Student Loans Should Not Fund the Department of Education
As recently as last year, lowering interest rates and expanding income-based repayment seemed the very limits of political possibility for addressing the burden of student loan debt. College affordability played an unprecedented role in the Democratic presidential primary, when the possibility of debt-free college seemed on the table. What changes a Trump Administration may make to federal higher education policy are less clear. Yet in this new and uncertain political environment, making college affordable and student debt less burdensome are goals that the government already has ample tools to pursue and achieve—even though few in Washington understand the scope and power of these tools.
Participants in the college affordability policy conversations have paid little attention to the U.S. Department of Education’s most relevant authority over student loan debt: its ability to cancel the debt altogether. The Department, which oversees federal education policy from pre-kindergarten through higher education, possesses broad powers to cancel federal student loan debt. As I will argue, the Department could go as far as cancelling all outstanding federal student loan debt in one fell swoop.
Throughout this series, I will argue that to date, Department officials have used even their less expansive debt-cancellation powers only in limited circumstances—and when pushed, they have actively fought to limit them. Perhaps the Education Department’s own efforts to obscure its debt cancellation powers explain why policymakers have not focused more on this potential solution.
Why would the Education Department prevent itself from canceling student loan debt, even when doing so would relieve hardship? The answer is simple. When it comes to student loans, the Department acts like a private sector lender: officials worry about preserving the bottom line. Unlike lenders that depend on private capital markets, which cannot obtain financing without demonstrating profitability, the Department’s budget depends on Congressional appropriations decisions. Yet some Departmental and elected officials view student loans as a source of revenue for the government (rather than a subsidy for students), so something like a profit motive is artificially generated as a political decision.
Although Education officials seek to keep their budget in the black, at the same time—especially during Democratic administrations—they wish to appear interested in the wellbeing of the students that they ostensibly serve. When students are harmed by the Department’s collection activities, these two incentives conflict. Blaming a notoriously dysfunctional Congress offers the Education Department an easy resolution to this dilemma. If Department officials argue that statutory constraints limit their debt cancellation powers, they can publicly declare their goals for maximum student loan relief while actually delivering very little.

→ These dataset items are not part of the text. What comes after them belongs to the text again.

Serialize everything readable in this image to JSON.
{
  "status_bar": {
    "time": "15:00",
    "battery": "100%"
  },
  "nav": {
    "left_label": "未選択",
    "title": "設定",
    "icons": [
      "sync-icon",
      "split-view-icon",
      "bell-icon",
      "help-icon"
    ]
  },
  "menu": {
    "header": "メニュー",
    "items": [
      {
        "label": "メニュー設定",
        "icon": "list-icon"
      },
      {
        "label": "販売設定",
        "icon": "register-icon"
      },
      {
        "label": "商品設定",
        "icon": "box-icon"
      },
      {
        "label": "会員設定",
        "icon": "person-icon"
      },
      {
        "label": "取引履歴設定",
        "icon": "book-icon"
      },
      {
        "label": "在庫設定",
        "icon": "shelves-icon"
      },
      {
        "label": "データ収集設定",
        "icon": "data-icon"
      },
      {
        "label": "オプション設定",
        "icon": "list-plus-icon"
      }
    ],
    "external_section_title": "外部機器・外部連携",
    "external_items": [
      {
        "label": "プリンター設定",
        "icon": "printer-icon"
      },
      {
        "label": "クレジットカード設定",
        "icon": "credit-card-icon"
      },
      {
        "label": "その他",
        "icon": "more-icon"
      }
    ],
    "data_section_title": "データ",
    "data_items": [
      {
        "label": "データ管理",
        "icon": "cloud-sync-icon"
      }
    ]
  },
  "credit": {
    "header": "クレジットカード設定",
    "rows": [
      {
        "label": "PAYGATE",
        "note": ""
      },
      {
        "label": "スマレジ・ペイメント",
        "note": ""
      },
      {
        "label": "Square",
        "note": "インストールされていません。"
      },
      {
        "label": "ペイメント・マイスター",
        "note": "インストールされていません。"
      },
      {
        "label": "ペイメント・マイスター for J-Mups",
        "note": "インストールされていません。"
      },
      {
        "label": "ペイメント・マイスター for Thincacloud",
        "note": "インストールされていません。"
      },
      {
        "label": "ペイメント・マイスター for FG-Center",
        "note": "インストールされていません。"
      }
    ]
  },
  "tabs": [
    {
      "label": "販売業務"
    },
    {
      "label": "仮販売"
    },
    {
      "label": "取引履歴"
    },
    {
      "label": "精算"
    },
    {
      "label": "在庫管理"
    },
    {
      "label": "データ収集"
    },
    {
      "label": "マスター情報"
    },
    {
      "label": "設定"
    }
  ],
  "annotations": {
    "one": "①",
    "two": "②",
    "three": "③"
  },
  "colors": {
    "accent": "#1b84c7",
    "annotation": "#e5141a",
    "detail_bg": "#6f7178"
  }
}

Consider the dynamics displayed during the Department’s approach to debt relief students of for-profit colleges. Students of for-profit colleges present the most obvious case for debt cancellation; these students tend to come from more disadvantaged backgrounds and benefit less from their educations. But beyond that, many for-profit schools have defrauded their students outright. Congress granted the Education Department wide authority to cancel the debts of students who were defrauded by their schools. Still, for decades Education officials effectively ignored this authority.
In 2015, however, a coordinated effort by students of the for-profit Corinthian Colleges forced Education officials to face the inevitable. (I work as the Legal Director of the Debt Collective, the organization that worked with students to flood the Department with debt-relief applications and which was responsible for coordinating a student boycott of debt payments.) The Department then acknowledged that it must, in principle, pursue student relief. However, as I will discuss throughout this series, Department officials created a number of substantive and procedural barriers to impair the effectuation of that relief. The Department’s justifications do not stand up to scrutiny—unless we interpret the agency’s true purpose as attempting to save money by limiting relief. A small fraction of students who attended Corinthian Colleges have received relief under the current process.
Meanwhile, the Department recently released a new set of regulations that clarify its narrow construction of its repayment authority. Previously on RegBlog, Professors Adam Zimmerman and Michael Sant’Ambrogio praised the fact that these regulations allow for class-action procedures, and they made some suggestions for further improvement. Although I agree that the procedures improve the status quo, the new regulations still contain a number of provisions designed to limit relief (rather than unintentionally limiting relief, as Professors Zimmerman and Sant’Ambrogio seem to suggest). Even the class action procedures allow the Department discretion to refuse enforcing them on the basis that granting relief to all defrauded borrowers would cost too much.
The Corinthian College students’ requests presented the Education Department with an opportunity to use one of its debt-cancellation authorities in a way that would have relieved hundreds of thousands of students’ loan burdens. Instead, as I will explain in this series, the Department has worked to keep the amount of relief minimal without seeming to deny it outright.
This past need not determine the future. The Education Department retains substantial debt-cancellation powers—well beyond those generally acknowledged. These powers could be used to great effect if a Trump Administration—or any other subsequent administration—stops thinking about federal student loan collections as way to shore up the government’s budget but instead as a critical education subsidy. If student debt were viewed as a burden on the people rather than a boon for the government, the Department could put the debt-cancellation powers to work. And it would require no further Congressional action.